Fig. 2. Machine learning AI in diagnostic imaging.

Fig. 2

a Overview of the training process for deep learning architectures. In supervised deep learning, neural networks are trained on input data paired with validated outputs (“ground truth”). Knowing what the correct output should be, the neural network runs a program (e.g., backpropagation with gradient descent of the loss function to update connection weights) to adjust how it processes input data, eventually learning to do so in a way that reliably leads to the correct (ground truth) outputs. Chest radiograph examples were provided by the National Institutes of Health Clinical Center and downloaded from https://nihcc.app.box.com/v/ChestXray-NIHCC19. b Deep learning neural networks are the most common machine learning architecture for image-interpreting AI. Information propagates through sequential computational units (“neurons”*). Each unit can implement a mathematical function to transform its input.
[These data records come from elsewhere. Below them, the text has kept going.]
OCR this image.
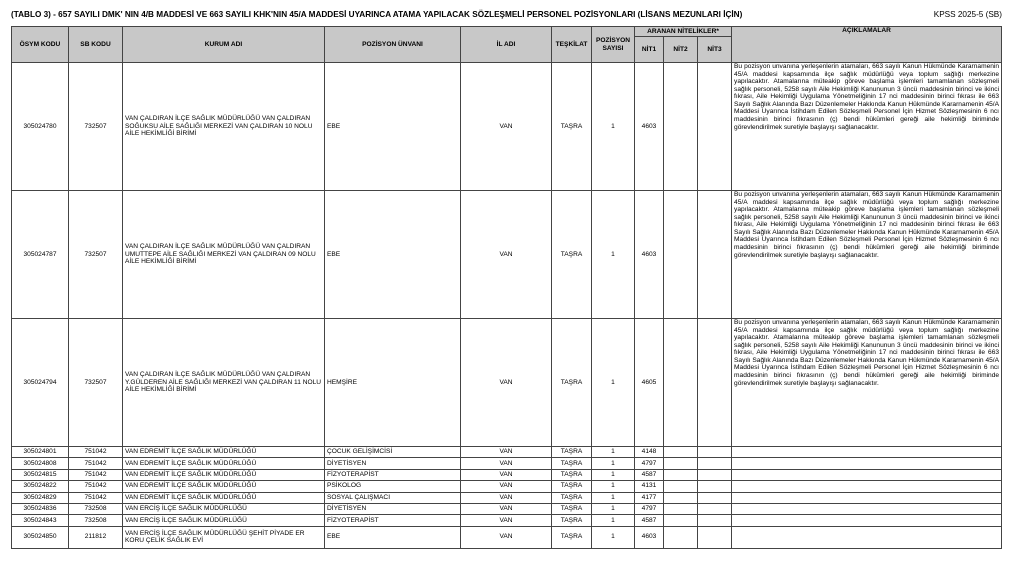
(TABLO 3) - 657 SAYILI DMK' NIN 4/B MADDESİ VE 663 SAYILI KHK'NIN 45/A MADDESİ UYARINCA ATAMA YAPILACAK SÖZLEŞMELİ PERSONEL POZİSYONLARI (LİSANS MEZUNLARI İÇİN)	KPSS 2025-5 (SB)
ÖSYM KODU	SB KODU	KURUM ADI	POZİSYON ÜNVANI	İL ADI	TEŞKİLAT	POZİSYON SAYISI	ARANAN NİTELİKLER*			AÇIKLAMALAR
							NİT1	NİT2	NİT3	
305024780	732507	VAN ÇALDIRAN İLÇE SAĞLIK MÜDÜRLÜĞÜ VAN ÇALDIRAN SOĞUKSU AİLE SAĞLIĞI MERKEZİ VAN ÇALDIRAN 10 NOLU AİLE HEKİMLİĞİ BİRİMİ	EBE	VAN	TAŞRA	1	4603			Bu pozisyon unvanına yerleşenlerin atamaları, 663 sayılı Kanun Hükmünde Kararnamenin 45/A maddesi kapsamında ilçe sağlık müdürlüğü veya toplum sağlığı merkezine yapılacaktır. Atamalarına müteakip göreve başlama işlemleri tamamlanan sözleşmeli sağlık personeli, 5258 sayılı Aile Hekimliği Kanununun 3 üncü maddesinin birinci ve ikinci fıkrası, Aile Hekimliği Uygulama Yönetmeliğinin 17 nci maddesinin birinci fıkrası ile 663 Sayılı Sağlık Alanında Bazı Düzenlemeler Hakkında Kanun Hükmünde Kararnamenin 45/A Maddesi Uyarınca İstihdam Edilen Sözleşmeli Personel İçin Hizmet Sözleşmesinin 6 ncı maddesinin birinci fıkrasının (ç) bendi hükümleri gereği aile hekimliği biriminde görevlendirilmek suretiyle başlayışı sağlanacaktır.
305024787	732507	VAN ÇALDIRAN İLÇE SAĞLIK MÜDÜRLÜĞÜ VAN ÇALDIRAN UMUTTEPE AİLE SAĞLIĞI MERKEZİ VAN ÇALDIRAN 09 NOLU AİLE HEKİMLİĞİ BİRİMİ	EBE	VAN	TAŞRA	1	4603			Bu pozisyon unvanına yerleşenlerin atamaları, 663 sayılı Kanun Hükmünde Kararnamenin 45/A maddesi kapsamında ilçe sağlık müdürlüğü veya toplum sağlığı merkezine yapılacaktır. Atamalarına müteakip göreve başlama işlemleri tamamlanan sözleşmeli sağlık personeli, 5258 sayılı Aile Hekimliği Kanununun 3 üncü maddesinin birinci ve ikinci fıkrası, Aile Hekimliği Uygulama Yönetmeliğinin 17 nci maddesinin birinci fıkrası ile 663 Sayılı Sağlık Alanında Bazı Düzenlemeler Hakkında Kanun Hükmünde Kararnamenin 45/A Maddesi Uyarınca İstihdam Edilen Sözleşmeli Personel İçin Hizmet Sözleşmesinin 6 ncı maddesinin birinci fıkrasının (ç) bendi hükümleri gereği aile hekimliği biriminde görevlendirilmek suretiyle başlayışı sağlanacaktır.
305024794	732507	VAN ÇALDIRAN İLÇE SAĞLIK MÜDÜRLÜĞÜ VAN ÇALDIRAN Y.GÜLDEREN AİLE SAĞLIĞI MERKEZİ VAN ÇALDIRAN 11 NOLU AİLE HEKİMLİĞİ BİRİMİ	HEMŞİRE	VAN	TAŞRA	1	4605			Bu pozisyon unvanına yerleşenlerin atamaları, 663 sayılı Kanun Hükmünde Kararnamenin 45/A maddesi kapsamında ilçe sağlık müdürlüğü veya toplum sağlığı merkezine yapılacaktır. Atamalarına müteakip göreve başlama işlemleri tamamlanan sözleşmeli sağlık personeli, 5258 sayılı Aile Hekimliği Kanununun 3 üncü maddesinin birinci ve ikinci fıkrası, Aile Hekimliği Uygulama Yönetmeliğinin 17 nci maddesinin birinci fıkrası ile 663 Sayılı Sağlık Alanında Bazı Düzenlemeler Hakkında Kanun Hükmünde Kararnamenin 45/A Maddesi Uyarınca İstihdam Edilen Sözleşmeli Personel İçin Hizmet Sözleşmesinin 6 ncı maddesinin birinci fıkrasının (ç) bendi hükümleri gereği aile hekimliği biriminde görevlendirilmek suretiyle başlayışı sağlanacaktır.
305024801	751042	VAN EDREMİT İLÇE SAĞLIK MÜDÜRLÜĞÜ	ÇOCUK GELİŞİMCİSİ	VAN	TAŞRA	1	4148			
305024808	751042	VAN EDREMİT İLÇE SAĞLIK MÜDÜRLÜĞÜ	DİYETİSYEN	VAN	TAŞRA	1	4797			
305024815	751042	VAN EDREMİT İLÇE SAĞLIK MÜDÜRLÜĞÜ	FİZYOTERAPİST	VAN	TAŞRA	1	4587			
305024822	751042	VAN EDREMİT İLÇE SAĞLIK MÜDÜRLÜĞÜ	PSİKOLOG	VAN	TAŞRA	1	4131			
305024829	751042	VAN EDREMİT İLÇE SAĞLIK MÜDÜRLÜĞÜ	SOSYAL ÇALIŞMACI	VAN	TAŞRA	1	4177			
305024836	732508	VAN ERCİŞ İLÇE SAĞLIK MÜDÜRLÜĞÜ	DİYETİSYEN	VAN	TAŞRA	1	4797			
305024843	732508	VAN ERCİŞ İLÇE SAĞLIK MÜDÜRLÜĞÜ	FİZYOTERAPİST	VAN	TAŞRA	1	4587			
305024850	211812	VAN ERCİŞ İLÇE SAĞLIK MÜDÜRLÜĞÜ ŞEHİT PİYADE ER KORU ÇELİK SAĞLIK EVİ	EBE	VAN	TAŞRA	1	4603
Crucially, the training period adjusts the processing that occurs in the “hidden layers” of neurons. This processing may include convolutional filters, nonlinear activations, and other complex methods to map complex, multi-scale image features. *Note: “neuron” here refers to a computational processing unit rather than a biological cell. c Machine learning systems can identify diagnostically relevant imaging features that are difficult for radiologists to see because of their subtle texture, small size, camouflaged colors, spatially complex features, higher-order statistical patterns without an obvious visual correlate, or other reasons. d Comparison between medical image analysis by AI and radiologists.